Nilai probabilitas uji One Way ANOVA diameter zona hambat pertumbuhan Staphylococcus epidermidis yang terbentuk oleh minyak atsiri temu putih, yaitu 2 x 10-16 (p < 0,05). Analisis diameter zona hambat dilanjutkan dengan analisis Post Hoc menggunakan t-test tidak berpasangan untuk mengetahui kelompok yang mempunyai perbedaan. Berikut merupakan hasil analisis Post Hoc diameter zona hambat terhadap bakteri Staphylococcus epidermidis.
Tabel V. Hasil analisis Post Hoc diameter zona hambat minyak atsiri temu putih terhadap pertumbuhan Staphylococcus epidermidis
Perbandingan minyak atsiri temu putih p - value (p < 0,05)

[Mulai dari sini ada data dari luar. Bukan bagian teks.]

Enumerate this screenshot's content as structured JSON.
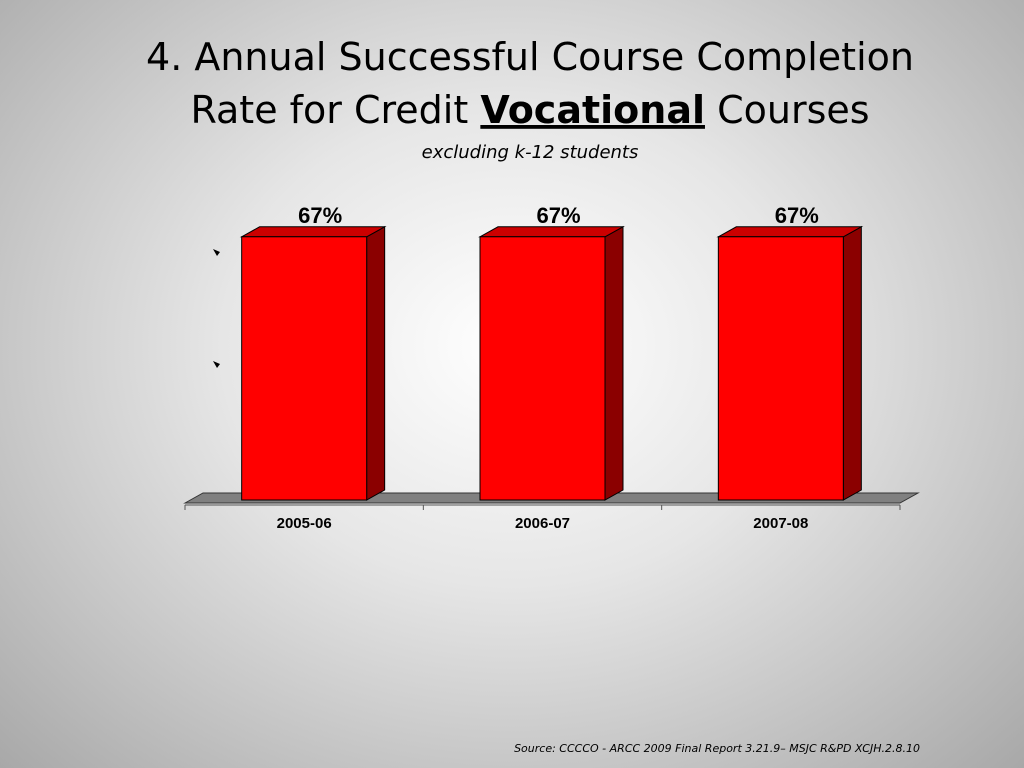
{
  "chart_data": {
    "type": "bar3d",
    "title_parts": [
      "4. Annual Successful Course Completion",
      "Rate for Credit",
      "Vocational",
      "Courses"
    ],
    "subtitle": "excluding k-12 students",
    "categories": [
      "2005-06",
      "2006-07",
      "2007-08"
    ],
    "values": [
      67,
      67,
      67
    ],
    "value_labels": [
      "67%",
      "67%",
      "67%"
    ],
    "color": "#ff0000",
    "ylim": [
      0,
      70
    ],
    "source": "Source: CCCCO - ARCC 2009 Final Report 3.21.9– MSJC R&PD XCJH.2.8.10"
  }
}
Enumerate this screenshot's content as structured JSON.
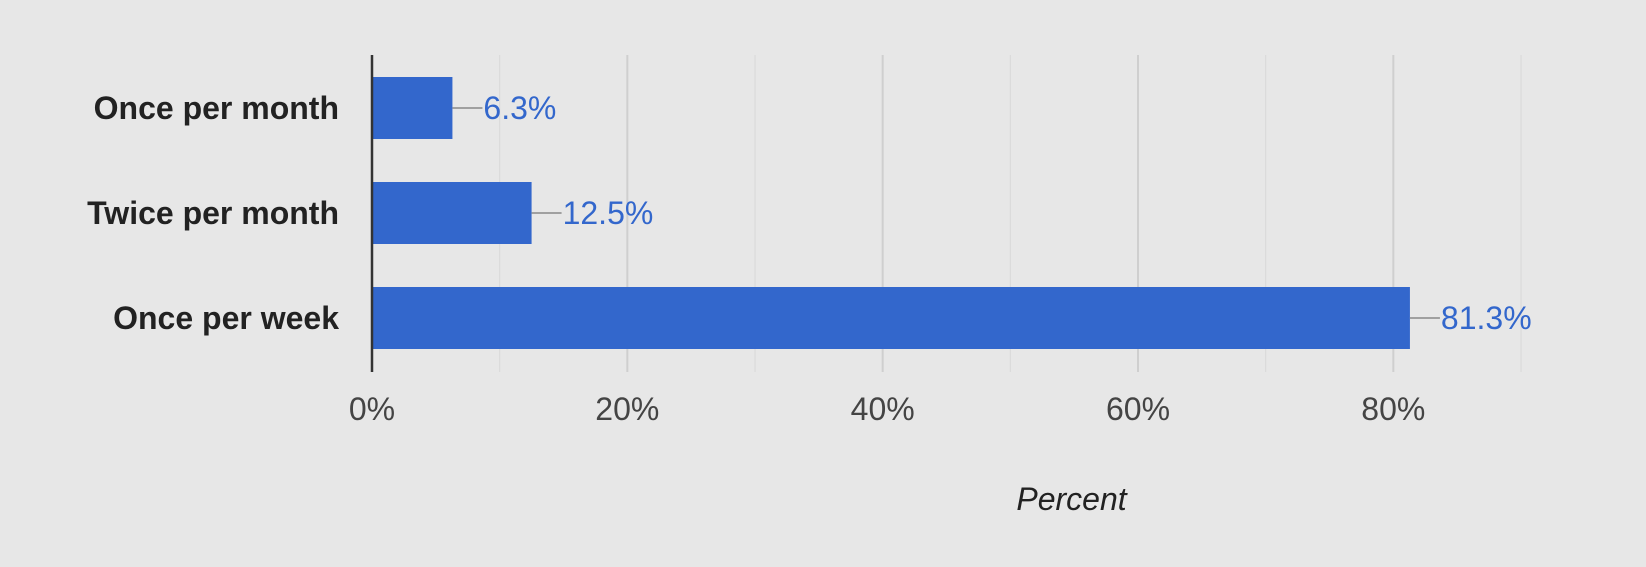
{
  "chart_data": {
    "type": "bar",
    "orientation": "horizontal",
    "categories": [
      "Once per month",
      "Twice per month",
      "Once per week"
    ],
    "values": [
      6.3,
      12.5,
      81.3
    ],
    "value_labels": [
      "6.3%",
      "12.5%",
      "81.3%"
    ],
    "xlabel": "Percent",
    "ylabel": "",
    "xlim": [
      0,
      90
    ],
    "x_ticks": [
      0,
      20,
      40,
      60,
      80
    ],
    "x_tick_labels": [
      "0%",
      "20%",
      "40%",
      "60%",
      "80%"
    ],
    "grid": true,
    "legend": "none",
    "colors": {
      "bar": "#3367cc",
      "label": "#3367cc",
      "leader": "#a0a0a0",
      "grid_major": "#cfcfcf",
      "grid_minor": "#dadada",
      "axis": "#333333",
      "background": "#e7e7e7"
    }
  }
}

Konsentrasi 15% vs konsentrasi 5% ND Konsentrasi 15% vs konsentrasi 7,5% 0,009549 Konsentrasi 15% vs konsentrasi 10% 0,006049 Konsentrasi 15% vs konsentrasi 12,5% 0,04907 Konsentrasi 15% vs konsentrasi 17,5% 0,4564 Konsentrasi 15% vs konsentrasi 20% 0,4122
Keterangan: ND = Not Determined
Hasil analisis Post Hoc diketahui minyak atsiri temu putih pada konsentrasi 15% memiliki perbedaan yang bermakna dibandingkan dengan
minyak atsiri temu putih pada konsentrasi 5 ; 7,5 ; 10 ; 12,5% (v/v) yang
ditunjukkan dengan nilai probabilitas p < 0,05 dan diketahui tidak memiliki
perbedaan yang bermakna dibandingkan minyak atsiri temu putih pada
konsentrasi 17,5 dan 20% (v/v) dengan nilai probabilitas berturut-turut 0,4564 dan
0,4122 (p > 0,05). Pada uji kontrol negatif tidak dihasilkan zona hambat, hal ini
menunjukkan bahwa pelarut etanol 96% yang digunakan tidak mempunyai
aktivitas antibakteri terhadap Staphylococcus epidermidis. Konsentrasi etanol yang mempunyai aktivitas antibakteri adalah pada konsentrasi 50 – 70% (Cappucino dan Sherman, 2008). Kandungan air dalam etanol 50 – 70% lebih banyak dibandingkan dengan etanol 96%, air dapat berfungsi sebagai katalis,
karena air mampu masuk ke dalam sel bakteri secara osmosis melalui membran
semipermeabel (Iskandar, 2003). Minyak atsiri temu putih pada konsentrasi 15%
merupakan konsentrasi optimal yang dipilih untuk diformulasi dalam sediaan
krim M/A dan sediaan lotion untuk selanjutnya diuji kembali aktivitasnya terhadap Staphylococcus epidermidis.